The committee had become out of touch with its community.
Factions had begun to manifest within the committee along country and colour lines.
The organisation quickly lost credibility throughout the community evidenced, for example, by the very poor turn-out at its staple events like the annual cultural day and the xmas party.
The Caribbean Association of Victoria was now lost.
H.Orlando Patterson in ‘The Social Structure of a University Hall of Residence’ stated “West Indians like to say that colour no longer matters to them. They know very well that this is not true, though it is more true than it used to be. But they will not like to admit it to an outsider or to have it suggested to them by anyone else…”
This is reinforced by A. P. Thornton in ‘Aspects of West Indian Society’ which states “A great many West Indians, in short, are highly sensitive about matters of colour. As one observer put it, to talk about ‘the colour question’ or race relations’ is to pick a way through thorns while walking on eggshells, as even the commonest adjectives of description appear to bear allusive barbs.”
Now by this time, although I had long left the running of the organisation, I had not left the community it served.
I had become involved in other community organisations, including the Black Caucus, about which I am also here to speak.
The Black Caucus looks at world issues from a black perspective and with local focus.
Like many organisations, the question of how to engage the community as a whole, but specifically the youth, is always one that is difficult to master.
The organisation that I manage now makes every effort to reach out and engage the community through every aspect of social media as well as lectures, forums and conferences such as this. [Caribbean Studies Association conference – Haiti]
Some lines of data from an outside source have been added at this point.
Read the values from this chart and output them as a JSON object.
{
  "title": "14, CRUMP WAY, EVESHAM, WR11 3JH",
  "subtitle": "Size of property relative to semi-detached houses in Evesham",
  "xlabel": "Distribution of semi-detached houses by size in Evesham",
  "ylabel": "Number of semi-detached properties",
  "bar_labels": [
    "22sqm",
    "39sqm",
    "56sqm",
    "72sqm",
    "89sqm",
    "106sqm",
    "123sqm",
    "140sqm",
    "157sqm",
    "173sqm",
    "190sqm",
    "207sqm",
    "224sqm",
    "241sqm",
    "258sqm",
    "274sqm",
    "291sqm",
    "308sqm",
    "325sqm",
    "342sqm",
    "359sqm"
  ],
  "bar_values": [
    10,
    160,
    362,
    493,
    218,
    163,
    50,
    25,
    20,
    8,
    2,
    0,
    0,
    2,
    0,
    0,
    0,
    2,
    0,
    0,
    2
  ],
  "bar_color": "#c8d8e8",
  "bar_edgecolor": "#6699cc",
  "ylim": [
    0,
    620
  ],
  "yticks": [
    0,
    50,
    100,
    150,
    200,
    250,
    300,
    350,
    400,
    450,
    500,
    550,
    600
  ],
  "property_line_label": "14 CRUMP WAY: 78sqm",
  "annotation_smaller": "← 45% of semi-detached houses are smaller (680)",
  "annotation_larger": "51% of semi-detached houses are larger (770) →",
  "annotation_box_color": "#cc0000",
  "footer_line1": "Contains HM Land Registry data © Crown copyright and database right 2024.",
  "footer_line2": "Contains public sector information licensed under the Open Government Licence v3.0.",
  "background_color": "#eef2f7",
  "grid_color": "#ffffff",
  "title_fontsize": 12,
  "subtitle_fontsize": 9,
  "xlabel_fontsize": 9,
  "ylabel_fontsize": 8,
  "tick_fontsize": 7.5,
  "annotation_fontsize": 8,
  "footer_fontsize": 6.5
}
We make every attempt to listen to our audience and reflect their views, as opposed to just the views of the senior contributors.
We ensure that we tailor our content for all aspects of the Black community, from aboriginal issues, through Caribbean and Black British news, to African migrant hardships.
The audience sometimes demands that we deal with harder, more political issues and, as an organisation that serves the people, we can not shy away from this.
The structure of the Black Caucus is such that there can be no colour bias either in its decision making body, or its content. This is because the Black Caucus is driven by the content of all its contributors. These contributors have huge editorial control over their submissions and anyone with an opinion that they are prepared to put their name to can submit.
The success and direction of the Black Caucus is solely in the hands of the contributors and the consumers.
The old slave mentality consisting of a colour hierarchy or “skinocracy”, reinforced by a self-serving age or elder structure, that is still evident in the Caribbean today, could not be sustained in a modern day, free thinking society.
Only an organisation devoid of these antiquated ideals will survive in an ever changing, increasingly equal society.